The difficulty in understanding information beyond membership in a formal category at initial processing presents an opportunity for design to explore: Can visual elements in information graphics help contextualize the information at earlier stages to reduce the amount of additional processing necessary in understanding the information? Both examples, like many information graphics, use minimal visual content that only displays the results of the data. Any area around the information graphic that is not descriptive text is left white and untreated. These Datascapes have a visual landscape that is arid, sterilized, and decontextualized. Where the Candidates Won is successfully contextualized in the story through accompanying text—text that must be fully processed before understanding the information. Fortunately, the established hierarchy between bodies of text and image suggest significance to the written content because of scale. The Feltron Report provides much less context for a reader, using small typography to label locations and larger typography to establish the general subject to the page, Distribution (visible on the left header of Fig. 1). If the little text provided to clarify the subject matter of the report, how would any viewer have a clue this graphic is about meeting up with people throughout the year?

Visually foregrounding the context of information at an earlier stage in cognitive processing is certainly a large and daunting task. But in an age where the frequency of these kinds of graphics is growing exponentially, won’t the situation only get worse if it is treated with the objective sterilization present? Without visual cues that correlate to other categories, an information graphic means nothing but an aesthetic approach until content is exposed. After all, isn’t the whole movement of visualizing the information about the significance of the content itself? The significance of the content is either hidden within itself and unexplained or it is embedded in text that gives cues to itself limited by the constraints of the written word.

For the future of visualizing information, there is no doubt formal categories are necessary for recognizing and understanding how to read a range of approaches to data. But what about the other half, the foundation that makes the superordinate category of information graphics possible in the first place? Perhaps a new set of categories will be constructed in the future, a system that recognizes the possibility of not only sorting the graphical qualities of information by the formal structure of the information but also by visual cues that help situate the content of graphic information.
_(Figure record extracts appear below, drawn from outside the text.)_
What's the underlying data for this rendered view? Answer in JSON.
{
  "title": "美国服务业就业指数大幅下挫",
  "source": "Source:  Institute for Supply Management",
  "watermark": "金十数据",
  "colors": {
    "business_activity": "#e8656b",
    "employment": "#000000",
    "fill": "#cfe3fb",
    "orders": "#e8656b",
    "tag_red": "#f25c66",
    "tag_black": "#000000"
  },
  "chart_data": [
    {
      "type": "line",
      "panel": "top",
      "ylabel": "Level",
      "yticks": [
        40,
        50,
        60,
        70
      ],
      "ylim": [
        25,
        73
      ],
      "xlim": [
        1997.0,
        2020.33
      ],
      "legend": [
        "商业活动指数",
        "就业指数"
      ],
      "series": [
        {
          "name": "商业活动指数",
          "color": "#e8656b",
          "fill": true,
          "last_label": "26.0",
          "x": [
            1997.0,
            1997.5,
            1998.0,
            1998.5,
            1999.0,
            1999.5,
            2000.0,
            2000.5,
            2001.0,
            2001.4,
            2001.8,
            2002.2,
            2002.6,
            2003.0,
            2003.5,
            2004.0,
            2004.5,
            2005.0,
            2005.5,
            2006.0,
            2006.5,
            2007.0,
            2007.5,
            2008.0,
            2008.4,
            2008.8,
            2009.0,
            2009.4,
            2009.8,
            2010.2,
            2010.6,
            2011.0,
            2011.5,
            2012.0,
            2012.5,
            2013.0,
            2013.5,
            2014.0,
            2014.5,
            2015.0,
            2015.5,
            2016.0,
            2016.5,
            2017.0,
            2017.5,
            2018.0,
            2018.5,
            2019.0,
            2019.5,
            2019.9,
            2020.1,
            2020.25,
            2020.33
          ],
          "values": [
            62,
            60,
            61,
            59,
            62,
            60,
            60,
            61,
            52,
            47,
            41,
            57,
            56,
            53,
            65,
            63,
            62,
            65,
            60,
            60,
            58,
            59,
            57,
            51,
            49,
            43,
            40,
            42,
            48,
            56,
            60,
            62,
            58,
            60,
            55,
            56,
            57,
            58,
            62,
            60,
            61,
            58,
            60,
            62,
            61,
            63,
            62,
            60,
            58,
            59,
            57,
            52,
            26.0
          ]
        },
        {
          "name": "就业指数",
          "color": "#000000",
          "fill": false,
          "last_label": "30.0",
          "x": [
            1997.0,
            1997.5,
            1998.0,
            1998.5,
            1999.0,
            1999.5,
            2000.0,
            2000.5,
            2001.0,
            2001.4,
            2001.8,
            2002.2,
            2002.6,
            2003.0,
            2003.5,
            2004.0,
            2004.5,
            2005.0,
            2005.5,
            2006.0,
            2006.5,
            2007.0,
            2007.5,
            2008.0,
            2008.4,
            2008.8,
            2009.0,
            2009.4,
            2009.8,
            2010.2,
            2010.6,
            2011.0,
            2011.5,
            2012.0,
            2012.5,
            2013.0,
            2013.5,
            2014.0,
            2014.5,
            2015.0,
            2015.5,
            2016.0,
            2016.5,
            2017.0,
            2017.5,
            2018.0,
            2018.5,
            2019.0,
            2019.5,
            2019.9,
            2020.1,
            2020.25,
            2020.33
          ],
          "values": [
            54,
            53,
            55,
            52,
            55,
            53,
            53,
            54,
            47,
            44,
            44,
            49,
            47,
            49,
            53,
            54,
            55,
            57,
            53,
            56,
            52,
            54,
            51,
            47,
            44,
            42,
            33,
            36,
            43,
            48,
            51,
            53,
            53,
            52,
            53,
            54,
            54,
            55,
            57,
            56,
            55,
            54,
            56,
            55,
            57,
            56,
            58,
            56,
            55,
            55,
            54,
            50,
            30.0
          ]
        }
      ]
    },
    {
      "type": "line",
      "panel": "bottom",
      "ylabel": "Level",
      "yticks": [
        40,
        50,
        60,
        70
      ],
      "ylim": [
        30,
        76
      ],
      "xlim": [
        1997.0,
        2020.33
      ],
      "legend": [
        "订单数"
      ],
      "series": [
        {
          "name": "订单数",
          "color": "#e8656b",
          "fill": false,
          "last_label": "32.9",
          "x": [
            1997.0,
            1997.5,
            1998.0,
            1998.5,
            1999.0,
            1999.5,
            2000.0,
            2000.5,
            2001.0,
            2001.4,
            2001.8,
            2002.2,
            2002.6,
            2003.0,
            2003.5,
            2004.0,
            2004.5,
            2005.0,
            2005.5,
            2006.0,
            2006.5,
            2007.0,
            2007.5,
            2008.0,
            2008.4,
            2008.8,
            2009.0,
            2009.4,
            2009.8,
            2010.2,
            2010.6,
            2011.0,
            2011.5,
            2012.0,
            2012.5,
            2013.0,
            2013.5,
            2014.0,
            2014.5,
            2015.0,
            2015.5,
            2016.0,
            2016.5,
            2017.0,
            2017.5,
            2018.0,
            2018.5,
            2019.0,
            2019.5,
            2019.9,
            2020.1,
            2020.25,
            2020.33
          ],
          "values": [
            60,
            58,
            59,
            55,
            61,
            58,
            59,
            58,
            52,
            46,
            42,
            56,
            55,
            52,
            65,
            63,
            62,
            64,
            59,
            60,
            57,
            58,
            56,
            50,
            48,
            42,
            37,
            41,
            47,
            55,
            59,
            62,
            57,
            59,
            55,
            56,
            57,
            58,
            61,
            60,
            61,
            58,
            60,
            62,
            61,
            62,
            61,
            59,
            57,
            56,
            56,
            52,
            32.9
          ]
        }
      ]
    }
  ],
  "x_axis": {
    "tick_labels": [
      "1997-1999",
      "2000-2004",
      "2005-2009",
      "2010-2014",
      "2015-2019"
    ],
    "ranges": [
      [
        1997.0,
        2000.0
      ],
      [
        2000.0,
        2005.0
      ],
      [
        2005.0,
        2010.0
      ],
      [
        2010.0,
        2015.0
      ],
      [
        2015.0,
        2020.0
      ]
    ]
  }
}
If these kinds of structures emerge, they will be recognized quickly: they will be the first experiences for audiences to get a glimpse of the purpose of the graphic representation before needing to process a body of text.

Klanten, Robert. (2008). Data Flow: Visualising Information in Graphic Design. Berlin: Gestalten.

Rosch, E., Lloyd, B., and Social Science Research Council. (1978). Cognition and Categorization. Hillsdale, NJ: New York: L. Erlbaum Associates.

Tufte, Edward. (2001). The Visual Display of Quantitative Information, 2nd Ed. Cheshire, CT: Graphics Press.